Craft a Compelling Cover Letter: Your cover letter is your chance to shine! Use it to explain why you're passionate about AI and how your background aligns with our mission at StudySmarter. Keep it concise but impactful – we love a good story!
Showcase Your Projects: If you've worked on any AI systems or projects, make sure to include them in your application. We’re interested in real-world applications, so share examples of how your work has delivered measurable impact. This is your time to brag a little!
Apply Through Our Website: We encourage you to apply directly through our website. It’s the best way for us to receive your application and ensures you don’t miss out on any important updates. Plus, we love seeing candidates who take that extra step!
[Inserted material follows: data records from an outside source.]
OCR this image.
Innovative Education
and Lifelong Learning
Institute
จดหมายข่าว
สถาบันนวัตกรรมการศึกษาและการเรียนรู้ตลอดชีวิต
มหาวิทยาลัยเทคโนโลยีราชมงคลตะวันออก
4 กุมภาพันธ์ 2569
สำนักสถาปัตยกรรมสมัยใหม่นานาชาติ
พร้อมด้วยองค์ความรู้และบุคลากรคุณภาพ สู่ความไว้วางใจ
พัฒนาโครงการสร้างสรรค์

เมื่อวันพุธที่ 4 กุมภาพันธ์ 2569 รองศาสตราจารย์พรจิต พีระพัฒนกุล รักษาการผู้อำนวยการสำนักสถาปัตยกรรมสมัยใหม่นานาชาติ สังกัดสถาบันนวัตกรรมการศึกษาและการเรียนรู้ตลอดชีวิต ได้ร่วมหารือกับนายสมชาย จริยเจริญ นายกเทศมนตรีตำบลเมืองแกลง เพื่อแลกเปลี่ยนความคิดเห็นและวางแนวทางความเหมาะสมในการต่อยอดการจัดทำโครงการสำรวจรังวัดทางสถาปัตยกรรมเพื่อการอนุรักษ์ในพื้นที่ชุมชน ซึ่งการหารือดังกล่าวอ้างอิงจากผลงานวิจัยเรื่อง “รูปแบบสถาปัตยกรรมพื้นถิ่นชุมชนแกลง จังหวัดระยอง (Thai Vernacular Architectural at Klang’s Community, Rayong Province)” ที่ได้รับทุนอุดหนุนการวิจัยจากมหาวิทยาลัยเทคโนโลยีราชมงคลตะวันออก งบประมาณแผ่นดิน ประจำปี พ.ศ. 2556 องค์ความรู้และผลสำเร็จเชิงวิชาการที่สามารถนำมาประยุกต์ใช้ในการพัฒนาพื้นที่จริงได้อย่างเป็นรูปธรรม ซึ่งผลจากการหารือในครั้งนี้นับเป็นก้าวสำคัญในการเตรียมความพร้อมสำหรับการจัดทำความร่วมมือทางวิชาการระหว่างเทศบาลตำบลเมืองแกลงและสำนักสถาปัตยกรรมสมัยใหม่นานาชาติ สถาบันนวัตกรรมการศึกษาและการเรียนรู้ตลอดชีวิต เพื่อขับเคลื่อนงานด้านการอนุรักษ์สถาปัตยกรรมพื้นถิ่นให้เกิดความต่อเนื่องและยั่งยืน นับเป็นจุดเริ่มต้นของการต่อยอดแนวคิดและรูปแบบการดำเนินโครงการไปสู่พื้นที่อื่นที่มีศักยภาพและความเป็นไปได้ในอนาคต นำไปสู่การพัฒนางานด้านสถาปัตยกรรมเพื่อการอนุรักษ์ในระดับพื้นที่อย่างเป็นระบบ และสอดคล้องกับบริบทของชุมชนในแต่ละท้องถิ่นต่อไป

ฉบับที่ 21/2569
How to prepare for a job interview at Russell Tobin
✨Know Your Tech Inside Out
Make sure you’re well-versed in the technologies mentioned in the job description, especially Python and LLM systems. Brush up on your experience with LangChain and RAG systems, as these will likely come up during technical discussions.
✨Showcase Real-World Impact
Prepare to discuss specific projects where you've deployed AI systems that delivered measurable business impact. Highlight your ownership of these projects and how they contributed to the organisation's goals, as this aligns perfectly with what they're looking for.
✨Be Ready for Problem-Solving Questions
Expect questions that assess your ability to make pragmatic decisions regarding model performance, latency, and cost efficiency. Think of examples where you had to balance these factors in a production environment and be ready to explain your thought process.
✨Collaborate and Communicate
Since collaboration is key in this role, prepare to discuss how you've worked closely with engineering teams in the past. Be ready to share examples of how you ensured scalability and maintainability in your projects, showcasing your teamwork skills.